I am referring to an operation like this: in [gen~], you have 3 objects X -> Y -> Z patched
as such -- X, Y, and Z can be executed simultaneously on the current sample by treating the patch as a pipeline.
4. As for the GPU, the parallelism here seems more self-evident in the forums and the Max
documentation: [jit.gl.X] uses the GPU (e.g., jit.gl.pix and the shader invocations). I am unsure
whether anyone has a patch that employs SIMD-style audio filter execution using a one dimensional
GPU buffer? Perhaps this is unnecessary given its lack of complexity when compared with 2D or 3D
parallelism required (or at least highly desired) for images and video.
In summary (assumptions):
A. Max -> multi-core helps, and C-based compilation is fastest
B. MSP -> C-based compilation (external,gen) but also pipeline and/or SIMD motherboard hardware?
C. Jitter -> GPU-based operations (SIMD)
1. I'll let somebody more knowledgeable respond to this, but I believe that Max 7 will bring something interesting in that regard.
2. [gen~] generates lightweight C/C++ code which is compiled to native machine code by an embedded Clang/LLVM compiler. A lot of effort in gen has gone into making sure the generated code is easily optimized. We ensure to lift expressions up to block-rate wherever possible, and in some cases we also switch between different algorithms for generated operators, according to known information about the context.
We are currently investigating hardware-assisted SIMD operations for a future update, but this is not currently in place. AFAIK some MSP objects do have SIMD implementations. I'm probably not the best person to comment on it though. For thread-level task parallelism in MSP you can look at the multi-threading options for [poly~].

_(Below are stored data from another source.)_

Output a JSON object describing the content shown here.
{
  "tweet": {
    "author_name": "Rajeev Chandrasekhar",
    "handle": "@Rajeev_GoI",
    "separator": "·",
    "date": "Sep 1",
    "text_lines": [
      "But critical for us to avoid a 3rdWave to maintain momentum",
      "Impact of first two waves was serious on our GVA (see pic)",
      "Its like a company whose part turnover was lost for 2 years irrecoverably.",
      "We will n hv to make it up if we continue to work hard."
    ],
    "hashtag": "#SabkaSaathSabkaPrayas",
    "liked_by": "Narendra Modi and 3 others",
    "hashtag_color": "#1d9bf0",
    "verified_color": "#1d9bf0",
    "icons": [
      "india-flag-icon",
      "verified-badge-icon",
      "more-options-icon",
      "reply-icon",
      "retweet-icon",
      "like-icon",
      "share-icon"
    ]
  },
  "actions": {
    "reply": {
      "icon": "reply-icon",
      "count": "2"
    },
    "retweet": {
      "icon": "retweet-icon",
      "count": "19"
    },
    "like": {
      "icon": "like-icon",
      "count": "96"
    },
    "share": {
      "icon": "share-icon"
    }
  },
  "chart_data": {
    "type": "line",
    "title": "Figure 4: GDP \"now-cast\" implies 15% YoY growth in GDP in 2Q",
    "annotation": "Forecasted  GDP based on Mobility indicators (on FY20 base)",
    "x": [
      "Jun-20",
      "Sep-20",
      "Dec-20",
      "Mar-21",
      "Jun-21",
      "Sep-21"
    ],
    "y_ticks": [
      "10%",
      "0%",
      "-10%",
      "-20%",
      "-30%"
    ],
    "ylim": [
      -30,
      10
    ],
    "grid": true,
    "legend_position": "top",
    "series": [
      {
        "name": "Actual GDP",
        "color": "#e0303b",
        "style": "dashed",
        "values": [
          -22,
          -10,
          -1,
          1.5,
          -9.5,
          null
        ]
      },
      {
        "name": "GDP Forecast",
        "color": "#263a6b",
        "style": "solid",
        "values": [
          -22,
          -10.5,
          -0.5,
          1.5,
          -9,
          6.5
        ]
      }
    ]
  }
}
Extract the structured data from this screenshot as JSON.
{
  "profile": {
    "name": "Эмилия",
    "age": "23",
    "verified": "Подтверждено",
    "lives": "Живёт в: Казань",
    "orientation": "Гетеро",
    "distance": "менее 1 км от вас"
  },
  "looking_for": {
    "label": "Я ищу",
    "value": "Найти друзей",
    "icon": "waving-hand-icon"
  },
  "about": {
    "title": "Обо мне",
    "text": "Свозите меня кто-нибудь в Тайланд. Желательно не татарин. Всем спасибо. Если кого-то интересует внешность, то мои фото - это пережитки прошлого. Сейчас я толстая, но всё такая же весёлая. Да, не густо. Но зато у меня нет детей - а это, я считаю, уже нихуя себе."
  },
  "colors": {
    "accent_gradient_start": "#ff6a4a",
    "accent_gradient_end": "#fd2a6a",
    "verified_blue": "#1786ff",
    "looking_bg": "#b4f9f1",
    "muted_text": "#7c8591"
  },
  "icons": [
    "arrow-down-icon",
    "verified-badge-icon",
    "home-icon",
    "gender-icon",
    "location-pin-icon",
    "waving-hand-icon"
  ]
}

JS and Lua in Max do not currently support audio processing. Given recent advances in JIT engines for both, this is certainly feasible to explore. I have successfully used LuaJIT for real-time audio processing in a few non-Max projects (including some live coding!). LuaJIT is amazing: up to a point it can compete with C code, but only if you code carefully... and the more carefully you do, the more it echoes what you'd do in C. I've also used browser-based JS audio DSP. Things like asm.js look interesting, but it's all very recent development, and there are still limitations. I personally think that, in the current state of technology, JS/LuaJIT are best suited to situations involving many unexpected variations in control/data flow such as a web server, where any drops in performance aren't critical; whereas the case for audio processing is *usually* more constrained. An embedded compiler for gen~ makes more sense as algorithm changes occur only at edit-rate, and many assumptions can be made about the data streams being processed.
3. Not yet, but we're looking into it. It's tricky though: many typical audio algorithms don't lend themselves to parallelism.
4. I seem to remember that somebody did do something like this at least once, but it's not easy. Audio on GPU is usually limited by the slow data flow from the GPU back to the CPU, usually requiring a large latency (and buffer) to cover it. For your use case this isn't a problem, but even then I'm not convinced the overhead would be worth it.
@Graham: This helps considerably, especially for the computer science students taking my class
[the class is a mixture of CS and digital media/artists].